Scams are rife on social media. Efforts have been made to protect users, but these have largely put the responsibility for avoidance on users. For example, information to make users more aware of scams, and Facebook's scam reporting tool. However, user behaviour and attitudes towards scams on social media is not well understood and so it's not clear that such initiatives are sufficient to protect users.
Using mixed-method research we find that although users have high levels of concern about scams these are typically not top of mind because of the social environment, awareness of scams being limited, and little evidence of a clear relationship between self-assessed confidence in spotting scams and actual ability. We also found a misalignment between the high expectations that some users of Facebook have about its systems and processes to prevent, identify and remove scam-enabling content and what processes actually exist, and this could lead to users doing less than they might to protect themselves. Further, there is limited awareness and use of Facebook's scam reporting tool among users.

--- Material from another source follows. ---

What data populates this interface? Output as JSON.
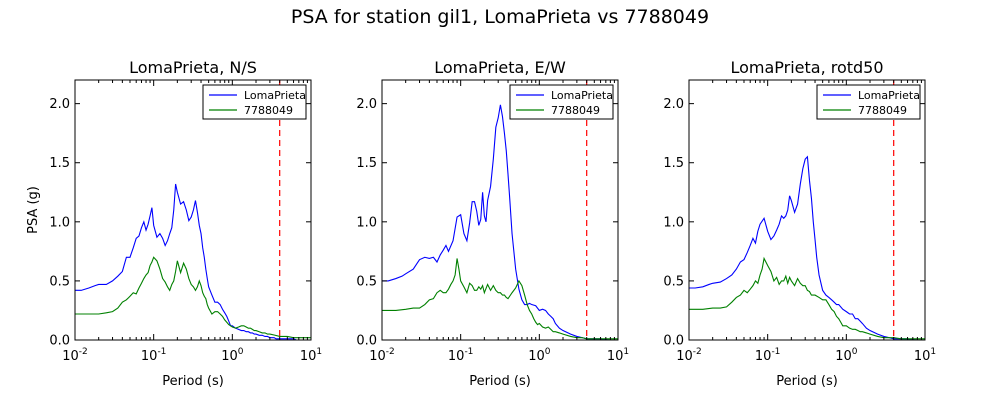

These findings imply that policies that put responsibility on users to protect themselves are unlikely to sufficiently reduce harm and instead greater responsibility needs to be taken by social media platforms themselves to protect their users. We therefore make a number of recommendations for how Facebook and other platforms can improve their systems to protect their users from scams.
We also recommend that the Government introduce legislation to give social media platforms a legal responsibility for preventing scam content from appearing on their sites.